220px-Martrydom_of_Saint_Lawrence_by_Bernini

Bernini, Martyrdom of St Lawrence

Are we, in church and society, too conservative in entrusting vision to young people? Bernini sculpted the Martyrdom of Saint Lawrence when he was around fifteen years old; whilst he had prodigious talent, he also had a surrounding culture encouraging and enabling him. Michelangelo sculpted David when he was twenty-six. It’s hard to qualify as a professional in any field before one’s mid-twenties, yet Mark Zuckerberg was just shy of twenty when he, and college dorm mates, created Facebook.

Are we giving our sixteen year-olds at least a chance to preach? Are those in first year at high school leading prayers in services? Where are the teenage elders? It is legal to have them, you know. Are we expecting our young people to take up these sorts of roles, not as a token contribution but as part of the fabric of our congregations? That would shake things up.

Maybe that’s the thing: new technologies offer more opportunities to younger people; traditional ways demand time. And so, as a national and still traditional Church, we often form our young people into images of our older selves. The main church-focused gathering for young people is the National Youth Assembly – it bears some similarities to the seniors’ event.

The Gospel, variously understood, is disruptive: it is about energising life, liberating good news, turning things on their heads. Do we domesticate it, and hinder our young people, through failing to allow them to dream, experiment and live out a counter-cultural Christ-centred life?

Return

No-one invests without anticipating a return. In church, we might have expected to see more young people than we do at least involved in service, or worship services, ‘involving and retaining young people in the congregational community, [and] helping them develop a vibrant faith in Jesus Christ.’ (Churches Growing Young Project, Fuller Seminary). Young people across Scotland are, though, doing this, in considerable numbers, and probably in ways quite different from those of previous generations. However, they’re doing it less in Church of Scotland congregations than we would wish.

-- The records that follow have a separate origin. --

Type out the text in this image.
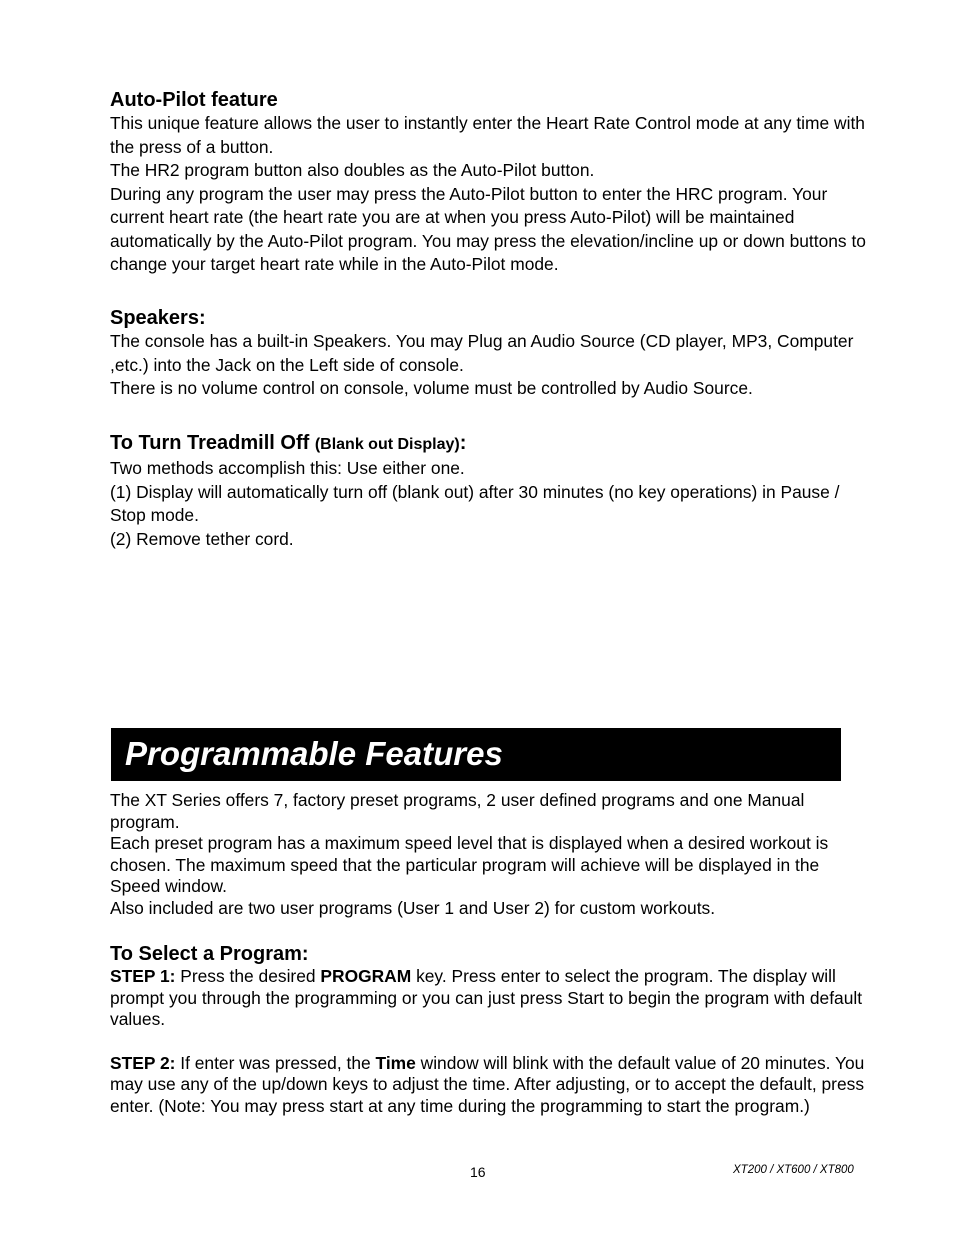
Auto-Pilot feature

This unique feature allows the user to instantly enter the Heart Rate Control mode at any time with the press of a button.

The HR2 program button also doubles as the Auto-Pilot button.

During any program the user may press the Auto-Pilot button to enter the HRC program. Your current heart rate (the heart rate you are at when you press Auto-Pilot) will be maintained automatically by the Auto-Pilot program. You may press the elevation/incline up or down buttons to change your target heart rate while in the Auto-Pilot mode.

Speakers:

The console has a built-in Speakers. You may Plug an Audio Source (CD player, MP3, Computer ,etc.) into the Jack on the Left side of console.

There is no volume control on console, volume must be controlled by Audio Source.

To Turn Treadmill Off (Blank out Display):

Two methods accomplish this: Use either one.

(1) Display will automatically turn off (blank out) after 30 minutes (no key operations) in Pause / Stop mode.

(2) Remove tether cord.

Programmable Features

The XT Series offers 7, factory preset programs, 2 user defined programs and one Manual program.

Each preset program has a maximum speed level that is displayed when a desired workout is chosen. The maximum speed that the particular program will achieve will be displayed in the Speed window.

Also included are two user programs (User 1 and User 2) for custom workouts.

To Select a Program:

STEP 1: Press the desired PROGRAM key. Press enter to select the program. The display will prompt you through the programming or you can just press Start to begin the program with default values.

STEP 2: If enter was pressed, the Time window will blink with the default value of 20 minutes. You may use any of the up/down keys to adjust the time. After adjusting, or to accept the default, press enter. (Note: You may press start at any time during the programming to start the program.)

16	XT200 / XT600 / XT800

A helpful theological approach might be to read the parable of the sower imaginatively. We don’t know what kind of seed the sower threw about; and it doesn’t matter. It’s the growth and the flowering and the fruitfulness which matter most. The type of fruit grown might not be your thing or mine; but if it’s fruit, then we need to rejoice at the harvest. We shouldn’t recognise spiritual return only in the terms set by previous generations. If we did that, we might be blind to the new things that are happening.

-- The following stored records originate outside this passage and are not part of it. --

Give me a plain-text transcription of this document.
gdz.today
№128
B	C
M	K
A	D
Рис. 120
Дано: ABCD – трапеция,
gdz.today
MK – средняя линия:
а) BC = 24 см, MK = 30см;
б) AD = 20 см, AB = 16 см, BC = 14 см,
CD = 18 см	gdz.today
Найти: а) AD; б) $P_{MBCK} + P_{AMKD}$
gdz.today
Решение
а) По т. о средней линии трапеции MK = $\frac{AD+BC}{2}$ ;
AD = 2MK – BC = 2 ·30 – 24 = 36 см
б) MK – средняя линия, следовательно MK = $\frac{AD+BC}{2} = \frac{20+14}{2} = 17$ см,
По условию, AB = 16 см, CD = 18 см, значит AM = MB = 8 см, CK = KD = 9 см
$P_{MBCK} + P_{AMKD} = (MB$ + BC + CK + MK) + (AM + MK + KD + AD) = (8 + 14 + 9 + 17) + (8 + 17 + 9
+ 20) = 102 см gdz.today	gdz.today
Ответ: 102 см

In society more broadly isn’t there a place for the type of greater creative freedom encouraged by, for example, Sir Ken Robinson. Maybe our returns seem small in part because we’re looking for the wrong things. What would the right ones be for you, for us, and for society at large? How might thinking along the lines of return help us to invest better in young people across a number of fronts?

Conclusion

If we trust in a God of new things we automatically challenge ourselves to be a people on the lookout for novelty, willing to embrace it and committed to help grow those things which lie beyond our direct experience. We will also need to call these new things to account for their truth and vitality: we are not saying that anything goes.

But a theological perspective on investing in young people surely suggests that some things need to go – the old, outdated and worn out ones, even if their familiarity makes them comfortable – to allow the new things of God’s present action in the world to emerge.

Those in the know, Jesus says, put new wine in new wineskins.